Une petite lumière s'alluma dans l'esprit de Délia.
– Tu peux me décrire la scène plus précisément ?
– Eh bien, je te trouve au sol, affaiblie. Tu es toujours en aigle et tu as l'air mal en point. Je t'embrasse et boum ! tu redeviens la fille du début. C'est vraiment trop cliché, tu ne trouves pas ?
– Non, c'est une fin intéressante.
Julien n'était pas rassuré que cela soit au goût de Délia, cela confirmait sa crainte de basculer dans la mièvrerie.
– Mais tu sais ce que ça implique ?
Bien sûr qu'elle savait ce que cela impliquait ! Elle allait devoir embrasser Julien.

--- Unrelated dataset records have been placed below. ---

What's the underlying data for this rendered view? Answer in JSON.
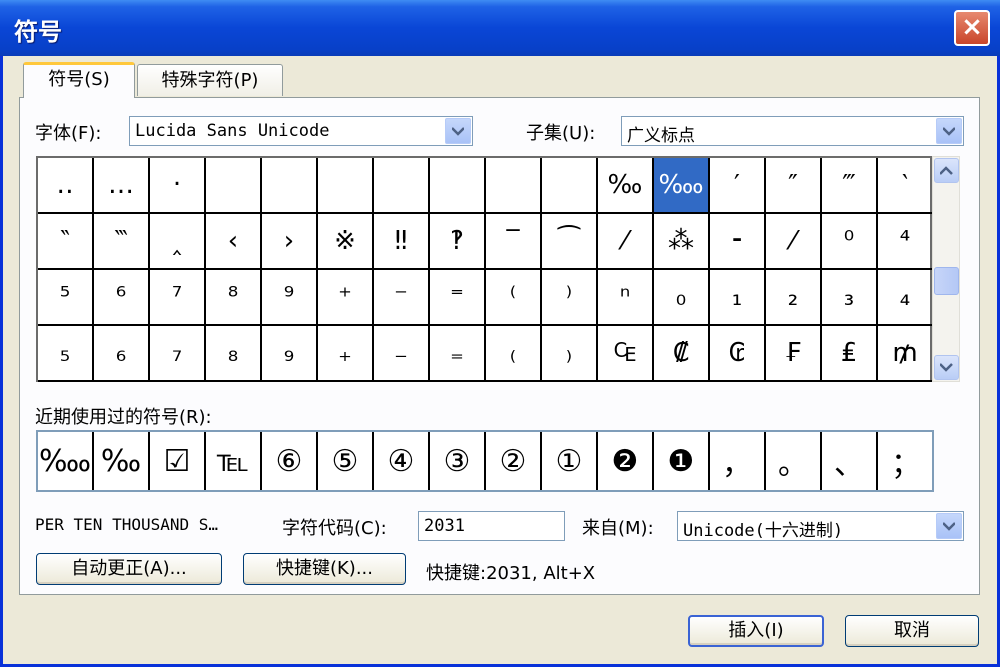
{
  "window": {
    "title": "符号",
    "close_label": "×"
  },
  "tabs": [
    {
      "label": "符号(S)"
    },
    {
      "label": "特殊字符(P)"
    }
  ],
  "font": {
    "label": "字体(F):",
    "value": "Lucida Sans Unicode"
  },
  "subset": {
    "label": "子集(U):",
    "value": "广义标点"
  },
  "symbol_grid": {
    "rows": [
      [
        "‥",
        "…",
        "‧",
        "",
        "",
        "",
        "",
        "",
        "",
        "",
        "‰",
        "‱",
        "′",
        "″",
        "‴",
        "‵"
      ],
      [
        "‶",
        "‷",
        "‸",
        "‹",
        "›",
        "※",
        "‼",
        "‽",
        "‾",
        "⁀",
        "⁄",
        "⁂",
        "⁃",
        "⁄",
        "⁰",
        "⁴"
      ],
      [
        "⁵",
        "⁶",
        "⁷",
        "⁸",
        "⁹",
        "⁺",
        "⁻",
        "⁼",
        "⁽",
        "⁾",
        "ⁿ",
        "₀",
        "₁",
        "₂",
        "₃",
        "₄"
      ],
      [
        "₅",
        "₆",
        "₇",
        "₈",
        "₉",
        "₊",
        "₋",
        "₌",
        "₍",
        "₎",
        "₠",
        "₡",
        "₢",
        "₣",
        "₤",
        "₥"
      ]
    ],
    "selected": "‱"
  },
  "recent": {
    "label": "近期使用过的符号(R):",
    "symbols": [
      "‱",
      "‰",
      "☑",
      "℡",
      "⑥",
      "⑤",
      "④",
      "③",
      "②",
      "①",
      "❷",
      "❶",
      "，",
      "。",
      "、",
      "；"
    ]
  },
  "char_name": "PER TEN THOUSAND S…",
  "char_code": {
    "label": "字符代码(C):",
    "value": "2031"
  },
  "from": {
    "label": "来自(M):",
    "value": "Unicode(十六进制)"
  },
  "buttons": {
    "autocorrect": "自动更正(A)...",
    "shortcut_key": "快捷键(K)...",
    "insert": "插入(I)",
    "cancel": "取消"
  },
  "shortcut_info": "快捷键:2031, Alt+X",
  "icons": [
    "close-icon",
    "dropdown-arrow-icon",
    "scroll-up-icon",
    "scroll-down-icon"
  ]
}
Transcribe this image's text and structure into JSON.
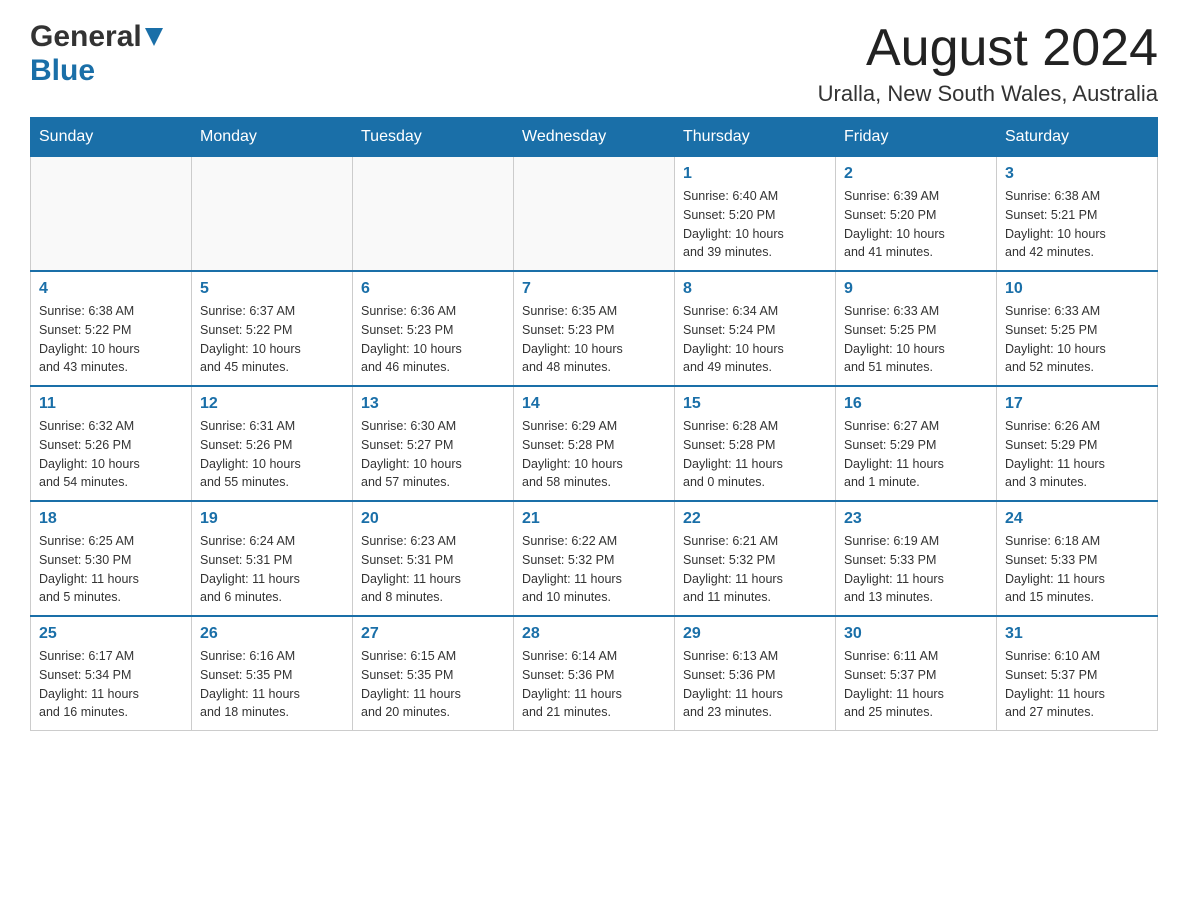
{
  "header": {
    "logo_general": "General",
    "logo_blue": "Blue",
    "month_title": "August 2024",
    "location": "Uralla, New South Wales, Australia"
  },
  "days_of_week": [
    "Sunday",
    "Monday",
    "Tuesday",
    "Wednesday",
    "Thursday",
    "Friday",
    "Saturday"
  ],
  "weeks": [
    [
      {
        "day": "",
        "info": ""
      },
      {
        "day": "",
        "info": ""
      },
      {
        "day": "",
        "info": ""
      },
      {
        "day": "",
        "info": ""
      },
      {
        "day": "1",
        "info": "Sunrise: 6:40 AM\nSunset: 5:20 PM\nDaylight: 10 hours\nand 39 minutes."
      },
      {
        "day": "2",
        "info": "Sunrise: 6:39 AM\nSunset: 5:20 PM\nDaylight: 10 hours\nand 41 minutes."
      },
      {
        "day": "3",
        "info": "Sunrise: 6:38 AM\nSunset: 5:21 PM\nDaylight: 10 hours\nand 42 minutes."
      }
    ],
    [
      {
        "day": "4",
        "info": "Sunrise: 6:38 AM\nSunset: 5:22 PM\nDaylight: 10 hours\nand 43 minutes."
      },
      {
        "day": "5",
        "info": "Sunrise: 6:37 AM\nSunset: 5:22 PM\nDaylight: 10 hours\nand 45 minutes."
      },
      {
        "day": "6",
        "info": "Sunrise: 6:36 AM\nSunset: 5:23 PM\nDaylight: 10 hours\nand 46 minutes."
      },
      {
        "day": "7",
        "info": "Sunrise: 6:35 AM\nSunset: 5:23 PM\nDaylight: 10 hours\nand 48 minutes."
      },
      {
        "day": "8",
        "info": "Sunrise: 6:34 AM\nSunset: 5:24 PM\nDaylight: 10 hours\nand 49 minutes."
      },
      {
        "day": "9",
        "info": "Sunrise: 6:33 AM\nSunset: 5:25 PM\nDaylight: 10 hours\nand 51 minutes."
      },
      {
        "day": "10",
        "info": "Sunrise: 6:33 AM\nSunset: 5:25 PM\nDaylight: 10 hours\nand 52 minutes."
      }
    ],
    [
      {
        "day": "11",
        "info": "Sunrise: 6:32 AM\nSunset: 5:26 PM\nDaylight: 10 hours\nand 54 minutes."
      },
      {
        "day": "12",
        "info": "Sunrise: 6:31 AM\nSunset: 5:26 PM\nDaylight: 10 hours\nand 55 minutes."
      },
      {
        "day": "13",
        "info": "Sunrise: 6:30 AM\nSunset: 5:27 PM\nDaylight: 10 hours\nand 57 minutes."
      },
      {
        "day": "14",
        "info": "Sunrise: 6:29 AM\nSunset: 5:28 PM\nDaylight: 10 hours\nand 58 minutes."
      },
      {
        "day": "15",
        "info": "Sunrise: 6:28 AM\nSunset: 5:28 PM\nDaylight: 11 hours\nand 0 minutes."
      },
      {
        "day": "16",
        "info": "Sunrise: 6:27 AM\nSunset: 5:29 PM\nDaylight: 11 hours\nand 1 minute."
      },
      {
        "day": "17",
        "info": "Sunrise: 6:26 AM\nSunset: 5:29 PM\nDaylight: 11 hours\nand 3 minutes."
      }
    ],
    [
      {
        "day": "18",
        "info": "Sunrise: 6:25 AM\nSunset: 5:30 PM\nDaylight: 11 hours\nand 5 minutes."
      },
      {
        "day": "19",
        "info": "Sunrise: 6:24 AM\nSunset: 5:31 PM\nDaylight: 11 hours\nand 6 minutes."
      },
      {
        "day": "20",
        "info": "Sunrise: 6:23 AM\nSunset: 5:31 PM\nDaylight: 11 hours\nand 8 minutes."
      },
      {
        "day": "21",
        "info": "Sunrise: 6:22 AM\nSunset: 5:32 PM\nDaylight: 11 hours\nand 10 minutes."
      },
      {
        "day": "22",
        "info": "Sunrise: 6:21 AM\nSunset: 5:32 PM\nDaylight: 11 hours\nand 11 minutes."
      },
      {
        "day": "23",
        "info": "Sunrise: 6:19 AM\nSunset: 5:33 PM\nDaylight: 11 hours\nand 13 minutes."
      },
      {
        "day": "24",
        "info": "Sunrise: 6:18 AM\nSunset: 5:33 PM\nDaylight: 11 hours\nand 15 minutes."
      }
    ],
    [
      {
        "day": "25",
        "info": "Sunrise: 6:17 AM\nSunset: 5:34 PM\nDaylight: 11 hours\nand 16 minutes."
      },
      {
        "day": "26",
        "info": "Sunrise: 6:16 AM\nSunset: 5:35 PM\nDaylight: 11 hours\nand 18 minutes."
      },
      {
        "day": "27",
        "info": "Sunrise: 6:15 AM\nSunset: 5:35 PM\nDaylight: 11 hours\nand 20 minutes."
      },
      {
        "day": "28",
        "info": "Sunrise: 6:14 AM\nSunset: 5:36 PM\nDaylight: 11 hours\nand 21 minutes."
      },
      {
        "day": "29",
        "info": "Sunrise: 6:13 AM\nSunset: 5:36 PM\nDaylight: 11 hours\nand 23 minutes."
      },
      {
        "day": "30",
        "info": "Sunrise: 6:11 AM\nSunset: 5:37 PM\nDaylight: 11 hours\nand 25 minutes."
      },
      {
        "day": "31",
        "info": "Sunrise: 6:10 AM\nSunset: 5:37 PM\nDaylight: 11 hours\nand 27 minutes."
      }
    ]
  ]
}
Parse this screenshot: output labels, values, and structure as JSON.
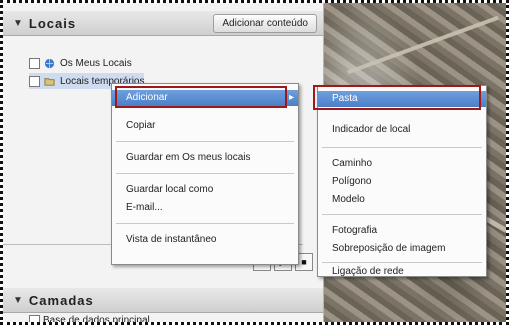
{
  "panel": {
    "locais_title": "Locais",
    "add_content": "Adicionar conteúdo",
    "tree": [
      {
        "label": "Os Meus Locais"
      },
      {
        "label": "Locais temporários"
      }
    ],
    "camadas_title": "Camadas",
    "camadas_item": "Base de dados principal"
  },
  "menu1": {
    "items": [
      "Adicionar",
      "Copiar",
      "Guardar em Os meus locais",
      "Guardar local como",
      "E-mail...",
      "Vista de instantâneo"
    ],
    "submenu_arrow": "▸"
  },
  "menu2": {
    "items": [
      "Pasta",
      "Indicador de local",
      "Caminho",
      "Polígono",
      "Modelo",
      "Fotografia",
      "Sobreposição de imagem",
      "Ligação de rede"
    ]
  },
  "transport": {
    "play": "▶",
    "stop": "■"
  }
}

– Tu vas devoir réenfiler le costume, poursuivit-il. Tu t'en sens capable ?
– Tout à fait !
– Je croyais que tu avais les bras en compote.
– Oh, tu me connais, j'ai tendance à verser dans l'hyperbole !
Elle avait cherché la définition de ce mot au dictionnaire après qu'il lui ait balancé cette obscure critique concernant sa poésie. Cela signifiait « se montrer excessif, exagérer ».
– Je ne sais pas, hésita Julien. Tout le monde me dit que ça ferait une meilleure chute, mais moi je trouve que ça ne colle pas avec la chanson. Ce n'est pas une balade romantique.
– Et si tout le monde redevenait humain après le baiser ?
– Non, ça ferait trop de scènes à tourner. On a un budget limité. (Julien tritura ses boucles.) Bon, vu que tout le monde est du même avis, je suppose que je n'ai pas vraiment le choix. Alors c'est d'accord pour toi ?
– Oui. On ne va pas contrarier ta maison de disques.
Et tout à coup Délia sentit tout son corps s'amollir et ses muscles revenir à la vie – une vie molle et liquide. Elle bascula dans le divan, comme un flan libéré de son carcan, et atterrit tout près de Julien. Elle n'avait plus la moindre force ; il faudrait sans doute la transporter aux urgences lorsqu'elle aurait revêtu ce costume pour la seconde fois. Mais, peu importait, elle avait hâte de redevenir un aigle.